アクセンチュアのデータでは中国人はスマホから1日平均4.7時間ネットに接続している。
アリババは「モバイルショッピングは、総販売額の80%を占めた」と報告している。「アリババ傘下のタオバオユーザーは1日の20分以上をモバイルでの買い物にあてる。一方、アマゾンのモバイルユーザーは1日に8.9分しかサイトを利用していない」という。企業らは、中国ではモバイルでの購入が中心であることをしっかり認識すべきだ。

2. エンタメ情報を絡めたプラットフォーム構築

中国の主要ECサイトはニュースサイトや動画サイトとともにオンラインの主要ハブを構築している。アリババは動画サイト「Youku(優酷)」を40億ドル(約4500億円)で買収し、同社のECプラットフォームを「ライフスタイルチャンネル」の地位に高めた。その内部で消費者は幅広いニュースや娯楽に触れ、セレブやブランドと交流し、オンラインコミュニティを成長させている。

3. 顧客データの緻密な分析

アリババはアマゾンとは違い、出店業者に顧客と直接やり取りすることを認めている。

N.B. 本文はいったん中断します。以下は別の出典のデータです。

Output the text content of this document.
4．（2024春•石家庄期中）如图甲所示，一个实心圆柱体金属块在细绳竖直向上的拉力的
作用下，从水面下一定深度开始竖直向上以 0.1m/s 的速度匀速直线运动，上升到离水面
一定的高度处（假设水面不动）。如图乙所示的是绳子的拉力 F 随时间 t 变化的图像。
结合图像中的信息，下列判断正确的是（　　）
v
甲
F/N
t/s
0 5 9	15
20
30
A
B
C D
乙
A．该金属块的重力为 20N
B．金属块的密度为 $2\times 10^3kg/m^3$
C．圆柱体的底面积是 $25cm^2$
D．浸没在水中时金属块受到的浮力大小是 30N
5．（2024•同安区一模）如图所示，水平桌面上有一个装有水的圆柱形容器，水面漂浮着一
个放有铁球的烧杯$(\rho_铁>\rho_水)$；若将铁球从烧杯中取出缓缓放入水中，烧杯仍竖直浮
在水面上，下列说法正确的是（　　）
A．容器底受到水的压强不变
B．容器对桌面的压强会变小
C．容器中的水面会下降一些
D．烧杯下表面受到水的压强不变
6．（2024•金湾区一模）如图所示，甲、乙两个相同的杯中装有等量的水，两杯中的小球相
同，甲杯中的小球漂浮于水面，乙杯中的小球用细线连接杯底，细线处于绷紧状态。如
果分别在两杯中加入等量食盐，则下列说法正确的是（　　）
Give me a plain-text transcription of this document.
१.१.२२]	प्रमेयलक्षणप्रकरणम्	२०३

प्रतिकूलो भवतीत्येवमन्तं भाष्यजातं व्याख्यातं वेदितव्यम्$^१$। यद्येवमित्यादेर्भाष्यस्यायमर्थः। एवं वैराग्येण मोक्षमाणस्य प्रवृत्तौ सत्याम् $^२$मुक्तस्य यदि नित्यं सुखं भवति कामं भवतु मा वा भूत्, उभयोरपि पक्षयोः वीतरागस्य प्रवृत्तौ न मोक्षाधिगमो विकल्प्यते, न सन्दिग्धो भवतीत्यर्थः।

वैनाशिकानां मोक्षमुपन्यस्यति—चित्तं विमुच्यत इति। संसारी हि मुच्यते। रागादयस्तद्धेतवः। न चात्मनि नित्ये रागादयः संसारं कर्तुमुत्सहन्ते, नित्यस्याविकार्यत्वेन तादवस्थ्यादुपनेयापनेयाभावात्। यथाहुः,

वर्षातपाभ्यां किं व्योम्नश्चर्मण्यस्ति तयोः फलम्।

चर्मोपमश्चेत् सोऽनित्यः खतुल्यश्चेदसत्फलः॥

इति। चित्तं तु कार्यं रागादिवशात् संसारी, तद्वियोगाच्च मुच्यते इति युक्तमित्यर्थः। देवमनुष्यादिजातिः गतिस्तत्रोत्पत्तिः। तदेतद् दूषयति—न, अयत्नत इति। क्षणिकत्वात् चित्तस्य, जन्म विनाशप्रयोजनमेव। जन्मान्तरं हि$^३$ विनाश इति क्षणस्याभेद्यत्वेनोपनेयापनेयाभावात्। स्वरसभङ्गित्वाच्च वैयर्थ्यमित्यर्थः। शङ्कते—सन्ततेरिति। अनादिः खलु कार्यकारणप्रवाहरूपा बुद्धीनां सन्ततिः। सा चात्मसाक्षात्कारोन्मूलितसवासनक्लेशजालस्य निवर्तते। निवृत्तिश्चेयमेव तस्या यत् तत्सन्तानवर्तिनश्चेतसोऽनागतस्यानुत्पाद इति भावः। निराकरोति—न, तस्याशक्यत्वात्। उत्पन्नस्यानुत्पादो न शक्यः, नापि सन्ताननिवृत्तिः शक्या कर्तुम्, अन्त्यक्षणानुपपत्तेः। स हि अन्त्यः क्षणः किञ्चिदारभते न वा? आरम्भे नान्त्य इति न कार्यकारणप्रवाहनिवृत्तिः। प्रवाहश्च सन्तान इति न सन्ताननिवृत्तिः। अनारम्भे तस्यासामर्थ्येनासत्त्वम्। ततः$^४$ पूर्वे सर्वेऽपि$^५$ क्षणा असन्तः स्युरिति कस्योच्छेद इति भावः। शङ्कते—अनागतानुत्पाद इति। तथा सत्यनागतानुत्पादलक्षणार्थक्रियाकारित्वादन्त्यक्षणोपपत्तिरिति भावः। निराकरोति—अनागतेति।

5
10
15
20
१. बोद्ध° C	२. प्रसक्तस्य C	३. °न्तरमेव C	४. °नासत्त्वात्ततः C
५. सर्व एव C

また顧客データへのアクセスや、アリババのソフトウェア、ツールを使った分析を提供している。5億人近いモバイルユーザーを持つアリババは顧客の購買習慣、決済と信用履歴、検索の傾向、SNSの情報や関心事項を把握。顧客の行動から情報を引き出し、消費者ニーズを分析する能力は、マーケティングの効果を大きく高め、顧客との強い関係構築に役立っている。

4. 変化に対応する思考

中国ではトレンドはすぐに変わる。企業らは最新トレンドに迅速に対応することが必要だ。2016年に中国ではライブストリーム動画が突然大人気になった。有名ブランドも独自のライブストリームイベントを作り、セレブや人気ブロガーを起用した。企業が仮にトレンドの把握に半年の時間をかけていたら、その企業は生き残ることが出来ない。